2. Data shared directly between microservices instead of using APIs. Accessing from data sources via APIs ensures security as it maintains a centralized approach for data flow.
Consider implementing a CQRS (Command Query Response Segregation) architecture for a data store. It dictates the reads being done by queries and writes done by commands. This approach provides security, scalability, and performance.
Too Little Done For Observability and Monitoring:
Serverless systems are known for not providing accessible feedback. Logging at the functional level is needed to view how each service interacts with one another and proactive monitoring prevents imminent failure and ensures system resiliency.
Common pitfalls when dealing with monitoring:
1. Not setting up logging tools can create a disaster when something fails. This hides the point of failure and the problem will continue to occur until identified. An ELK stack (Elastisearch, Logstash and Kibana) or Splunk provides just the solution for logging a distributed system.
2. Failure to periodically monitor baseline parameters. Some example parameters for AWS services we recommend monitoring are:
a.
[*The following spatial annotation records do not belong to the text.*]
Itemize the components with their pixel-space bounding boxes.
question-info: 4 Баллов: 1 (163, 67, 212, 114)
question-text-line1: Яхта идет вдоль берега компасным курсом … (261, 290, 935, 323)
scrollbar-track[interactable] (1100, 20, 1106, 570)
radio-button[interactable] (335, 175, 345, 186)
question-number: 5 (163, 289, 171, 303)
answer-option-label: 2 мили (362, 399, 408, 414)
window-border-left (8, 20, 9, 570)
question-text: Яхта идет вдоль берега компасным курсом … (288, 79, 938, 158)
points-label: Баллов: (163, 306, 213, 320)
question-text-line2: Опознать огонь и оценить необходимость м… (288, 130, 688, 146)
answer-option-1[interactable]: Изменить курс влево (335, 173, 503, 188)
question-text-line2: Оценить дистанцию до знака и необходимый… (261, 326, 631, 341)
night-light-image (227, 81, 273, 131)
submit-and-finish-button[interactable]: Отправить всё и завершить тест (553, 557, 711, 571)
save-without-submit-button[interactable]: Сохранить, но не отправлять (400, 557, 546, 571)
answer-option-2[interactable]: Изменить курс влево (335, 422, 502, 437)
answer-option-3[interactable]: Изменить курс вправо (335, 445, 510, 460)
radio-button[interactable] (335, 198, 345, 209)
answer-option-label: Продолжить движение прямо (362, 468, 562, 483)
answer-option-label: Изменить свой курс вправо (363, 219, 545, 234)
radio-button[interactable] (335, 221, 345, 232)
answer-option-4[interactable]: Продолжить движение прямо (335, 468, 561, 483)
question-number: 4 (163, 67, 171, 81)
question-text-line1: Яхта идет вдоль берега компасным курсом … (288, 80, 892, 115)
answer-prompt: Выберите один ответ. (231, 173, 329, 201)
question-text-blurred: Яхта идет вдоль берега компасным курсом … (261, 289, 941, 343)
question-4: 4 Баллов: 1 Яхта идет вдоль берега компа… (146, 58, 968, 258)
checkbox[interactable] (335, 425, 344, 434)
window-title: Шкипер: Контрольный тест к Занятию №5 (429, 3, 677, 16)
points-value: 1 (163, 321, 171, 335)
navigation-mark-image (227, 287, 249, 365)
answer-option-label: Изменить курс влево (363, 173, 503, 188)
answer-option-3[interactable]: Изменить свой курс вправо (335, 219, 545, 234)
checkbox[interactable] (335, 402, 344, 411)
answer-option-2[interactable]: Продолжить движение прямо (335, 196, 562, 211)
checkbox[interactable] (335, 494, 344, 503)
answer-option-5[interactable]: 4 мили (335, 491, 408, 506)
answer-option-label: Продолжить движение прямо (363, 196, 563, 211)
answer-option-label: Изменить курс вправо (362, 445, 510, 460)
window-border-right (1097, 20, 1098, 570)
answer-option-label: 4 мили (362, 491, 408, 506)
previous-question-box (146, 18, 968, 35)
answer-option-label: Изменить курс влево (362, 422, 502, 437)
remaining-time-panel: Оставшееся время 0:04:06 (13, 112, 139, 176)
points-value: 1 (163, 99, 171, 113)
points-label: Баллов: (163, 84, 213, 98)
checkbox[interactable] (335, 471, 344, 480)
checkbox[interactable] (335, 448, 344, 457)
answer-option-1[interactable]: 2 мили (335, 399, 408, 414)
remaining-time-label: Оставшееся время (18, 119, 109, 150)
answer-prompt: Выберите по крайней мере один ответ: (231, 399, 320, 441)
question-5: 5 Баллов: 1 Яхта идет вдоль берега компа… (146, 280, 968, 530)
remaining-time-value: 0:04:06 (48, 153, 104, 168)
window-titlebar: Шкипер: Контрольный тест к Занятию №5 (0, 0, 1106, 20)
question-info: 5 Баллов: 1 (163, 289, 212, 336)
For Lambda: error rate, throttle count, regional concurrency.
b. For SQS: Message age.
c. For API Gateway: Success rate, 4XX rates, 5XX rates.
d. Alerts and flow rate for event processing pipelines. Eg Kinesis, DynamoDB streams.
3. The setup of tracing tools at the time of function implementation isn’t done in most cases. Tracing tells you where your flow is broken and the latency at each step. Zipkin & Jaeger are the popular open-source tools designed specifically for this.
Overthinking about Vendor Lock-In:
Developing using a specific cloud platform can lead to questioning how dependent the architecture is on that specific provider. The less reliant you are on your service provider’s products, the more agile you can be on moving between cloud platforms. Having a clear idea of what works well for the system and the ultimate end goal of your product can help alleviate this pain point.
What to think about when designing on the cloud with a vendor:
1. Choose a programming language that is popularly supported by other providers.
2. Evaluate the trade-offs between cost and ease of implementation when choosing a cloud-specific service to one that is cloud-agnostic. For instance, to set up tracing when using AWS X-ray, the functional setup works well on AWS (obviously), but a service such as Epsagon is agentless and comes with various third-party integrations that you may require for your functions.
At the end of the day, concerns about vendor lock-in boil down to cost and performance. A cloud-specific service may couple better with your architecture and be a more cost-efficient path to your end goal than using a third-party service that works with all providers. Though if you wish to retain the ability to move between vendors, then it’s worth evaluating what matters most, as you should be confident in your initial serverless architecture.